Ich habe vor ein paar Jahren mal in einem Songtext geschrieben, ich stünde mit fünfzig sicher nicht mehr wie Ozzy auf der Bühne. Tja, ich bin wohl ein Lügner, denn in zwei Jahren bin ich fünfzig.

Die Musik von LAGWAGON wurde einst von Menschen um die zwanzig erfunden und gespielt und spiegelte deren Lebensgefühl wider. Für die Ewigkeit war das nicht gedacht, also dafür, dass die jetzt von Typen um die fünfzig gespielt wird ...

Da stimme ich dir absolut zu, das ist hart. Dieser Musikstil ist ein „Spiel“ junger Männer, ja, der Rock’n’Roll ganz allgemein! Zumindest dachte ich das früher, als ich noch jung war. Bei jemandem über dreißig, der immer noch in einer Band spielt, dachte ich mir, was der denn noch will. Aus dem Weg, hier kommt die neue Generation, die neuen Soldaten! Diese Sichtweise hat sich geändert, Bands wie die ROLLING STONES haben die Spielregeln geändert. Ich sage das nicht, weil ich selbst so ein alter Typ bin, der immer noch Musik macht, sondern ich finde es gut, dass es auch für ältere Menschen Künstler, Musiker gibt, zu denen sie einen Bezug haben. Außerdem: in anderen Kunstrichtungen spielt das Alter des Künstlers doch auch keine Rolle, bei Malern oder Schriftstellern etwa. Das gelten die Älteren als weise. Warum sollte es also im Musikbereich anders sein, mal abgesehen davon, dass man tendenziell im Alter etwas steifer ist, auf der Bühne nicht mehr so viel leisten kann wie in jungen Jahren. Ich habe meine Meinung in der Hinsicht aber auch geändert: bis ich 25 war, habe ich nur Punk und Hardcore gehört, bin auf solche Konzerte gegangen, und wenn Typen wie David Bowie oder Peter Gabriel in einer riesigen Halle spielten, interessierte mich das nicht.

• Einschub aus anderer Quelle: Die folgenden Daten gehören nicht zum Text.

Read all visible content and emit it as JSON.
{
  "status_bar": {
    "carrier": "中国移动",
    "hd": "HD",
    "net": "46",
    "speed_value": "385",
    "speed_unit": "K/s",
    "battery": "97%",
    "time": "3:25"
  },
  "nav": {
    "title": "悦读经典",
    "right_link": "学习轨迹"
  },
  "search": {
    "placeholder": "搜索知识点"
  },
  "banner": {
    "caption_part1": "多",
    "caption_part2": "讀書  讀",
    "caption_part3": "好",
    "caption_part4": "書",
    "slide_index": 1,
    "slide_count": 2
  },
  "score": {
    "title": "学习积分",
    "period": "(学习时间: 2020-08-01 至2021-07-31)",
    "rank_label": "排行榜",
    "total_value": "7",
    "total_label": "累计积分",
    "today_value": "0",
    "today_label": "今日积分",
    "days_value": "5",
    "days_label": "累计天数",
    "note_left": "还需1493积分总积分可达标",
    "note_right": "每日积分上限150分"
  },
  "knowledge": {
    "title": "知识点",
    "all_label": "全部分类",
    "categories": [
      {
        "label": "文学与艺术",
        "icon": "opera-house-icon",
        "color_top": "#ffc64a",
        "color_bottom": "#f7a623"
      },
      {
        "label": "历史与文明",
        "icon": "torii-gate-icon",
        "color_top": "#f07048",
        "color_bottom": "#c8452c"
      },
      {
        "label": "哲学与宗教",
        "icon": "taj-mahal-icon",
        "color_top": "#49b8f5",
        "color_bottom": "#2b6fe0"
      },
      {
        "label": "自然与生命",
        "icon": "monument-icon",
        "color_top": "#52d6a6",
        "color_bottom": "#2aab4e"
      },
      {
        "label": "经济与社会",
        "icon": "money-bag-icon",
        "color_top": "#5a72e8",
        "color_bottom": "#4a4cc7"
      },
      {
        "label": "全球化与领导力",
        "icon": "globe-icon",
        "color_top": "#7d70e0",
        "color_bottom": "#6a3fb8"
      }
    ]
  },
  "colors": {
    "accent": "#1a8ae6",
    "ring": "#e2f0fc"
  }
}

Solche Vorbehalte habe ich später aufgegeben, ich merkte, wie albern die waren. Willy Nelson etwa ist doch immer noch großartig, oder? Und es gibt noch viele andere gute Beispiele ... mir fallen nur gerade keine ein, hahaha.

Ein Grund für solche Diskussionen ist, dass im Punk und Hardcore schon immer ein gewisser Jugendkult betrieben wurde.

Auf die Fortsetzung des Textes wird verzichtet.